Land remarks of Srnicek and Williams that he considers it schizophrenic to believe that control and acceleration can in principle be reconciled. Curtis Yarvin’s CEO-monarch or Palantir CEO Alexander Karp’s Technological Republic resolve this problem in favor of autocracy. Thus one trades a problem for an even greater one. Liberal conceptions of order, meanwhile, struggle to find a way of dealing with accelerated technologization. Liberalism is in an awkward spot. As a project of balancing power, it was shot to pieces by the success of individual monopolists. To force the superplayers back into competition, a stronger state would be needed. Capitalism with Chinese characteristics.

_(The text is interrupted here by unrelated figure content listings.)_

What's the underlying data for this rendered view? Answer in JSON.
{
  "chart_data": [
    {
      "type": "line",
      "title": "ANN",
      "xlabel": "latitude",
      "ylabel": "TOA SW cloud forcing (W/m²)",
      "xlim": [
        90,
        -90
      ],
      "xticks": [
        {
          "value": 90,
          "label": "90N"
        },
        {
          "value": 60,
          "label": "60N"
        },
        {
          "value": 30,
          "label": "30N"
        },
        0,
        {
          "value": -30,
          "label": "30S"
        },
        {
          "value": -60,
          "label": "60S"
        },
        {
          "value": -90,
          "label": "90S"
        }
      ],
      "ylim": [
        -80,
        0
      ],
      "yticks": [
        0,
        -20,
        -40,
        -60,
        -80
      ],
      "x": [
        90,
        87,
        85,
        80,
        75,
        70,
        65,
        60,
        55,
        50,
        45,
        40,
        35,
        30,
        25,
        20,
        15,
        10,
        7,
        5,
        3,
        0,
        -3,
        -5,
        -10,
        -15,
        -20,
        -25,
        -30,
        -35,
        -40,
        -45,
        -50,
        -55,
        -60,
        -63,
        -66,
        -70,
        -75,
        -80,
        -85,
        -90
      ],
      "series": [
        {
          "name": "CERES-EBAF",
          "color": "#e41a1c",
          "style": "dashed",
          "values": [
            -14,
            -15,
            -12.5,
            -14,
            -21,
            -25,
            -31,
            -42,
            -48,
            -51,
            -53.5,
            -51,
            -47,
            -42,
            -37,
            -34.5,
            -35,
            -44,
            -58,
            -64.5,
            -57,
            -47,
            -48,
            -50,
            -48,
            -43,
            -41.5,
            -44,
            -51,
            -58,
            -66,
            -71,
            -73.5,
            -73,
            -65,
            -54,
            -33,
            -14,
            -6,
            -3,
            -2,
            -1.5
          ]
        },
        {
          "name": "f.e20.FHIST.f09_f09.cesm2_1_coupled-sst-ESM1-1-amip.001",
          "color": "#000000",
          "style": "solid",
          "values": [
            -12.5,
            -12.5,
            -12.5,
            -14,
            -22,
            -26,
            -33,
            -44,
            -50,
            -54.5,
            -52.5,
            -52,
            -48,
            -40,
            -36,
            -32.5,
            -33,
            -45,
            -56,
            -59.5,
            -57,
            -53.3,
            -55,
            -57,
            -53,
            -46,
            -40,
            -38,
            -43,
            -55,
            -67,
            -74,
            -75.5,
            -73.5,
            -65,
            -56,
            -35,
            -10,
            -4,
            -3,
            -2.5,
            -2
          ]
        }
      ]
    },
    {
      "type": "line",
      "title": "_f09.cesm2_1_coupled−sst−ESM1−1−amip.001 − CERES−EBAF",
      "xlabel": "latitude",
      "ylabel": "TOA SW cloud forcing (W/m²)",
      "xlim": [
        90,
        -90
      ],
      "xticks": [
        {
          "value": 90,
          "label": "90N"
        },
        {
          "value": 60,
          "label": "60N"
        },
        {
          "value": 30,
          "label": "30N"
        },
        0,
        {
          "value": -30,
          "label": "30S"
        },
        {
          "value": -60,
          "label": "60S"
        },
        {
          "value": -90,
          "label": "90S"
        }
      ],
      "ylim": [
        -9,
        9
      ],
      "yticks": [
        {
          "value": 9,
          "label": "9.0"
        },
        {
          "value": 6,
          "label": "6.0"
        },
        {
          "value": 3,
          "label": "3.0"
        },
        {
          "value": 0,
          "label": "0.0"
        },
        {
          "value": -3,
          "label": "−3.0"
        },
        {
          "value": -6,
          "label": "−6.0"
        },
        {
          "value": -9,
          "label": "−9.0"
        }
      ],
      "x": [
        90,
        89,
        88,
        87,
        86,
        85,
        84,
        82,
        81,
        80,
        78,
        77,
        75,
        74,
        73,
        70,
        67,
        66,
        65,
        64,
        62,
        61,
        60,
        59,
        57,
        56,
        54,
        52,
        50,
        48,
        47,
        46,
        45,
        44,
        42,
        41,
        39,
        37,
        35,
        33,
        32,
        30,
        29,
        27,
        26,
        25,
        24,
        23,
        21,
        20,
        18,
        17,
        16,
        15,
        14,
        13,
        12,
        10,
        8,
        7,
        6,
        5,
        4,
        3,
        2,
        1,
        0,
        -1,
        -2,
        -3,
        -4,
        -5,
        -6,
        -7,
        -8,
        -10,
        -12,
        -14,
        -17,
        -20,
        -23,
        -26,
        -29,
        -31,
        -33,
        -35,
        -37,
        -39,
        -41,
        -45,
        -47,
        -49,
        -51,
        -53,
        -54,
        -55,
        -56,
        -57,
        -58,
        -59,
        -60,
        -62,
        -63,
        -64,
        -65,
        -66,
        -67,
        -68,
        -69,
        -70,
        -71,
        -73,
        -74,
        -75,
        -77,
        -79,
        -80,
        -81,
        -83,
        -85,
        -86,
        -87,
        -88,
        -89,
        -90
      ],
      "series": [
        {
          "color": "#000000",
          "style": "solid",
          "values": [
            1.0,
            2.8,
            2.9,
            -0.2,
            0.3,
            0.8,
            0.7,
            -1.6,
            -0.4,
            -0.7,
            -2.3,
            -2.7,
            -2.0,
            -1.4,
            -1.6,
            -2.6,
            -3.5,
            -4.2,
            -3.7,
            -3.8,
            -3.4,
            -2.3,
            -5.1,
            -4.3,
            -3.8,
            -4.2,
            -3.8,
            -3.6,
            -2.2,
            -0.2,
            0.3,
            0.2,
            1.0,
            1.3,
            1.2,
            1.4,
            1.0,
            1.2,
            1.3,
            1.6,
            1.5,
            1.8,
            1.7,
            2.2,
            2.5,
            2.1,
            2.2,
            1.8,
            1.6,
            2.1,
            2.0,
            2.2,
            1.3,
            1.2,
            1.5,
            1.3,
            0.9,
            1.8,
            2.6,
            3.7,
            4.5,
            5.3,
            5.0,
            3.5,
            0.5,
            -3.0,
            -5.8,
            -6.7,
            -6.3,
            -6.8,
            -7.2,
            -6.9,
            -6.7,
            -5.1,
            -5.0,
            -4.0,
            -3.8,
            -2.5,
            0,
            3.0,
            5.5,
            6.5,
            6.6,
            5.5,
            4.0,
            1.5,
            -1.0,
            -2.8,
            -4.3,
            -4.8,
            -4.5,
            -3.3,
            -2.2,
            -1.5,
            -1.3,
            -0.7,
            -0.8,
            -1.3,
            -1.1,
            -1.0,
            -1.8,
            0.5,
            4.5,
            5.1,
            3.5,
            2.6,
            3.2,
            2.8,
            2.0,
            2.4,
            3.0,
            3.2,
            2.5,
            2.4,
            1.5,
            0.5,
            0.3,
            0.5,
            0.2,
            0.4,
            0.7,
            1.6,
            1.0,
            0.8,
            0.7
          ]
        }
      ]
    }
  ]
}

If every claim to political control is plagued by illusions or normative trade-offs, what then is the programmatic alternative? Laissez-faire one need not set out to achieve. One reaches it by omission. One can, as Andreessen proposes, hope that everything will turn out fine. Because technology is ultimately a blessing. The subtext of this: no matter in which constellations of power it is applied. It is true that the slippery slope of technical progress has led us uphill rather than down. But this ride was neither smooth nor linear. To take such a long-term optimistic perspective is difficult when the economic struggle for survival is immediately at hand.

More consoling and more enlightened would be accelerationism as the hope that the technical disruption acts as a catalyst. That the growth of the problems brings us closer to their solution. That leads us back to the original, dialectical variant.

One should not glorify crises. But if they are unavoidable, then at least make the best of them. Perhaps it is not far now to the decoupling of individual productivity and standard of living. Perhaps the conditions for fighting for this goal will soon be in place.

The opponents of such an accelerationism are the defenders of the status quo. Preservers. Reactionary progressives. Enemies of labor-saving. Maintaining an Excel spreadsheet by hand is like tilling a field without a tractor. Drudgery. There is no utopia to defend. It helps to remind oneself actively of how the Western democracies were perceived before the arrival of artificial intelligence: as incapable of reform, gerontocratic, refeudalized, stagnating, plagued by polycrises. Naive is whoever believes that a slowing of technical development buys the time in which these problems can then be solved.

To be an accelerationist does not mean to be a cheerleader. No one needs cheerleaders. History least of all. But what it can mean: to accelerate in thought. At least to keep up in thought. Just don’t be behind the times.